Aber was ist mit dem Grünen Heupferd? Bei so einem Brummer denke ich gleich an das Alte Testament – und da liege ich falsch, denn die achte biblische Plage handelt von Wanderheuschrecken. Das Heupferd hingegen hat es nicht so mit der pflanzlichen Kost. Das frisst am liebsten Insekten wie Fliegen, Raupen und sogar Kartoffelkäferlarven. Da kommt Freude auf. Und wo fühlt es sich wohl? Dort, wo die Wiese kniehoch steht. Noch ein Treffer, weil mit dem Rasenmähen haben wir es ja auch nicht so. Und das Exemplar, das hier an unserer Hausmauer Unterschlupf vor dem Regen gefunden hat, sieht besonders sympathisch aus: Es ist nämlich am Legerohr deutlich als Weibchen erkennbar und folglich leise.

Grünes Heupferd

Ein Jagdgast

Blauflügel-Prachtlibelle

Es ist immer schwierig, bei den vielen Insekten im Garten den Überblick zu wahren. Ein Falter da, eine Wildbiene dort, man macht ein Foto, aber was ist das jetzt? Beim Bestimmen der Schmetterlinge scheitere ich oft, und viele Bienen sind für meine Augen mittlerweile zu klein, aber bei den Libellen klappt es so halbwegs. Am Teich zeigen sich knapp zehn verschiedene Arten, das ist überschaubar, und sie haben die richtige Größe.

Manche Libellenarten sind sogar vergleichsweise leicht zu bestimmen. Die Prachtlibelle hat einen ganz typischen Flug, aus der Ferne erinnert ihr Flattern an einen Falter. Man kann sie schwer mit etwas anderem als einer Prachlibelle verwechseln, und die metallisch blaugrün schillernden Männchen sind ein schöner Anblick. Noch eine Art, die es sich an unserem Teich bequem macht?
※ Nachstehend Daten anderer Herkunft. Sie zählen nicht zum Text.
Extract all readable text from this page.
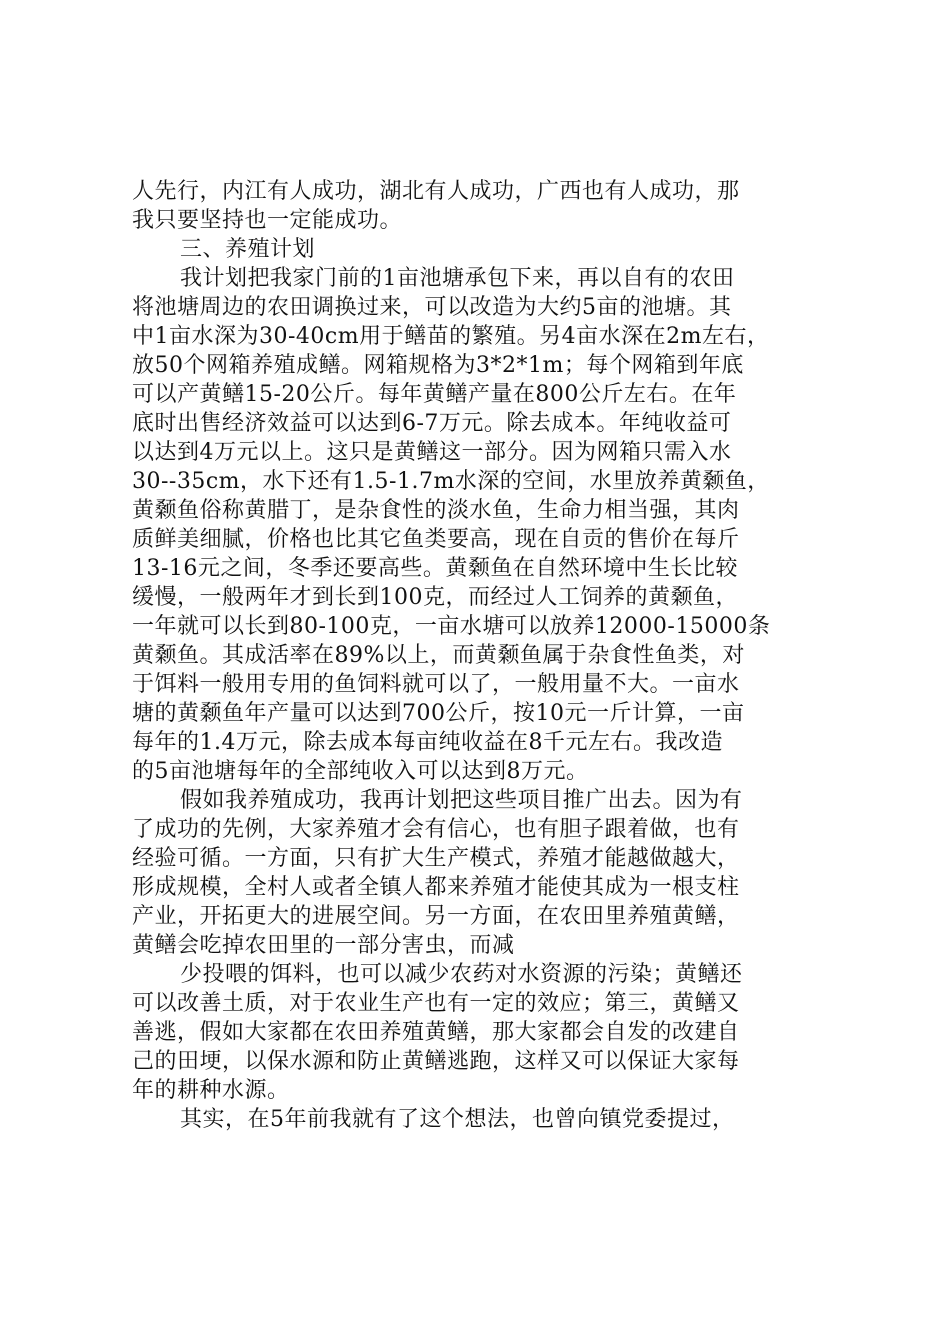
人先行，内江有人成功，湖北有人成功，广西也有人成功，那
我只要坚持也一定能成功。
三、养殖计划
我计划把我家门前的1亩池塘承包下来，再以自有的农田
将池塘周边的农田调换过来，可以改造为大约5亩的池塘。其
中1亩水深为30-40cm用于鳝苗的繁殖。另4亩水深在2m左右，
放50个网箱养殖成鳝。网箱规格为3*2*1m；每个网箱到年底
可以产黄鳝15-20公斤。每年黄鳝产量在800公斤左右。在年
底时出售经济效益可以达到6-7万元。除去成本。年纯收益可
以达到4万元以上。这只是黄鳝这一部分。因为网箱只需入水
30--35cm，水下还有1.5-1.7m水深的空间，水里放养黄颡鱼，
黄颡鱼俗称黄腊丁，是杂食性的淡水鱼，生命力相当强，其肉
质鲜美细腻，价格也比其它鱼类要高，现在自贡的售价在每斤
13-16元之间，冬季还要高些。黄颡鱼在自然环境中生长比较
缓慢，一般两年才到长到100克，而经过人工饲养的黄颡鱼，
一年就可以长到80-100克，一亩水塘可以放养12000-15000条
黄颡鱼。其成活率在89%以上，而黄颡鱼属于杂食性鱼类，对
于饵料一般用专用的鱼饲料就可以了，一般用量不大。一亩水
塘的黄颡鱼年产量可以达到700公斤，按10元一斤计算，一亩
每年的1.4万元，除去成本每亩纯收益在8千元左右。我改造
的5亩池塘每年的全部纯收入可以达到8万元。
假如我养殖成功，我再计划把这些项目推广出去。因为有
了成功的先例，大家养殖才会有信心，也有胆子跟着做，也有
经验可循。一方面，只有扩大生产模式，养殖才能越做越大，
形成规模，全村人或者全镇人都来养殖才能使其成为一根支柱
产业，开拓更大的进展空间。另一方面，在农田里养殖黄鳝，
黄鳝会吃掉农田里的一部分害虫，而减
少投喂的饵料，也可以减少农药对水资源的污染；黄鳝还
可以改善土质，对于农业生产也有一定的效应；第三，黄鳝又
善逃，假如大家都在农田养殖黄鳝，那大家都会自发的改建自
己的田埂，以保水源和防止黄鳝逃跑，这样又可以保证大家每
年的耕种水源。
其实，在5年前我就有了这个想法，也曾向镇党委提过，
Nicht wirklich. Die Blauflügel-Prachtlibelle bevorzugt kalte, fließende Gewässer für ihre Larven. Dort ist das Wasser sauerstoffreicher. Dafür nimmt sie eine längere Larvenzeit in Kauf und bleibt zwei Jahre unter Wasser, bevor sie schlüpft. Wir haben genug solcher Bäche in der Umgebung. An unserem Teich ist die Prachtlibelle nur ein Jagdgast. Als typischer Ansitzjäger lauert sie am Schilf und in der Hecke nach Beute. Sowohl Männchen als auch Weibchen zeigen sich am Teich, Paarung und Eiablage spielen sich aber woanders ab.